Dienstag, 1. April 2008

Nordkap 14.Sept. 2007 (Inari-Kuusamo)

11.Etappe: Fr. 14.09.2007- Inari- Kuusamo

Wir sind in Kuusamo!!!
Um 18.00Uhr hatten wir auch dieses, eines der vielen Ziele auf dieser Reise, gemeistert. Aber jetzt erstmal von vorne.
Es war 7.30Uhr-beide fit... zu Uni-Zeiten eine äußerst ungewöhnliche Zeit für meine Lebensgeister. Vielleicht die Vorfreude... Leider fühlte ich mich auch gesundheitlich etwas angeknackst...Könnte natürlich auch eine Vorbereitung meines Körpers auf das wunderschöne Kuusamoer Krankenhaus gewesen sein, welches aus fraglichen Gründen bereits bei Tourplanung als fester Programmpunkt festgelegt wurde...:-)
Aber wie schon gesagt.

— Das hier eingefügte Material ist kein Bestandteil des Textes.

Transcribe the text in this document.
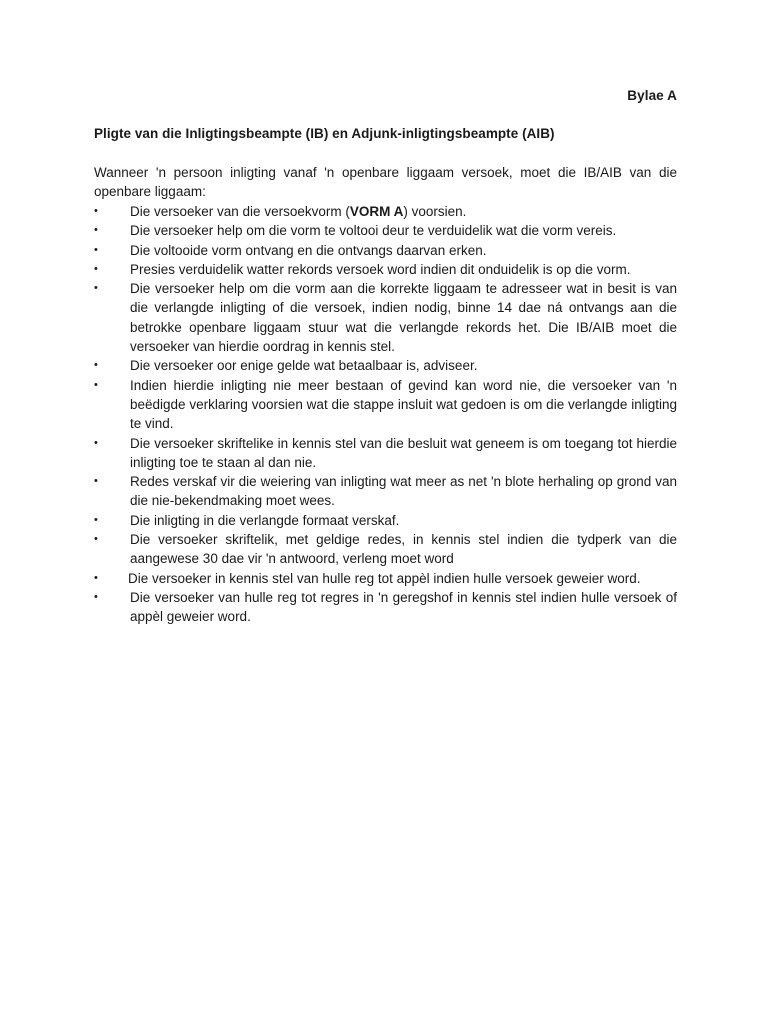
Bylae A
Pligte van die Inligtingsbeampte (IB) en Adjunk-inligtingsbeampte (AIB)
Wanneer 'n persoon inligting vanaf 'n openbare liggaam versoek, moet die IB/AIB van die openbare liggaam:
•	Die versoeker van die versoekvorm (VORM A) voorsien.
•	Die versoeker help om die vorm te voltooi deur te verduidelik wat die vorm vereis.
•	Die voltooide vorm ontvang en die ontvangs daarvan erken.
•	Presies verduidelik watter rekords versoek word indien dit onduidelik is op die vorm.
•	Die versoeker help om die vorm aan die korrekte liggaam te adresseer wat in besit is van die verlangde inligting of die versoek, indien nodig, binne 14 dae ná ontvangs aan die betrokke openbare liggaam stuur wat die verlangde rekords het. Die IB/AIB moet die versoeker van hierdie oordrag in kennis stel.
•	Die versoeker oor enige gelde wat betaalbaar is, adviseer.
•	Indien hierdie inligting nie meer bestaan of gevind kan word nie, die versoeker van 'n beëdigde verklaring voorsien wat die stappe insluit wat gedoen is om die verlangde inligting te vind.
•	Die versoeker skriftelike in kennis stel van die besluit wat geneem is om toegang tot hierdie inligting toe te staan al dan nie.
•	Redes verskaf vir die weiering van inligting wat meer as net 'n blote herhaling op grond van die nie-bekendmaking moet wees.
•	Die inligting in die verlangde formaat verskaf.
•	Die versoeker skriftelik, met geldige redes, in kennis stel indien die tydperk van die aangewese 30 dae vir 'n antwoord, verleng moet word
•	Die versoeker in kennis stel van hulle reg tot appèl indien hulle versoek geweier word.
•	Die versoeker van hulle reg tot regres in 'n geregshof in kennis stel indien hulle versoek of appèl geweier word.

Fangen wir bei der Abfahrt an.
Erst ging es unter die Dusche...dann wurde Sinupret bepackt und um 10.00Uhr befanden wir uns mal wieder auf lappischen Straßen. Bald war Ravioli- Zeit und dann wurde auch ich endlich mal wieder ans Steuer gelassen. Irgendwie fühlte ich mich leicht geschwächt, aber beim Anblick des finnischen Himmels, welcher mich ja immer noch vollends in seinen Bann gezogen hat, war alles nicht so schlimm.
In Kemijärvi wurde Sinu für NUR 1,34€ betankt und nun fielen die km bis Kuusamo stetig. Unterwegs kreuzten immer wieder Rentierherden unseren Weg- was auch sonst... die Faszination hat aber immer noch nicht nachgelassen.
36km vor Kuusamo tauchte dann auch eine Kílometerangabe bis Ruka (dem Ort in dem die Schanze steht) auf. Noch 2km. Das Ruka etwas von Kuusamo weg ist wussten wir, aber gleich 24km?! Und plötzlich stand sie da, in ihrer vollen Pracht...- Die Ruka- Schanze. Auf einem Berg-völlig schutzlos dem Wind ausgesetzt... Ziemlich logisch also, dass es hier bei so manch unfähigem Renndirektor den ein oder anderen Jungspund verbläst. Aber solange es „nur“ der Schrecken und ein gebrochener Finger ist, muss man ja jenen, seiner Aufgabe nicht gerecht werdenden Direktor nicht gleich feuern, sondern kann in Ruhe abwarten, bis der Nächste der Unfähigkeit zum Opfer fällt... Solange es auch dann „nur“ künstliches Koma ist, kann man ja auf noch spektakulärere Verletzungen warten...
Wir sind auch nach näherem Betrachten der Anlage zu dem Schluss gekommen, dass diese eine Grunderneuerung nötig habe.
Nach Schanzentour ging’s dann nach Kuusamo zum Krankenhaus... hier kann man- je nach Lust und Laune entweder zu Himmeli oder zu Taneli- süß...
Von diesem Schreckensort ging’s weiter ins Center, das auch hier praktisch nur aus einer Straße besteht und dann auf Campingplatzsuche.
Leider reicht unser Budget nicht für ein nobles Cottage mit Wellnessanschluss, aber wir sind mit unserer grünen Schnuckelbleibe bei Rübezahl, der seine 20.000 Kugelschreiber an der Decke seiner Rezeption angebracht hat, auch mehr als zufrieden.
Den Abend verbrachten wir mit ratschen und endlich auch mal schlafen.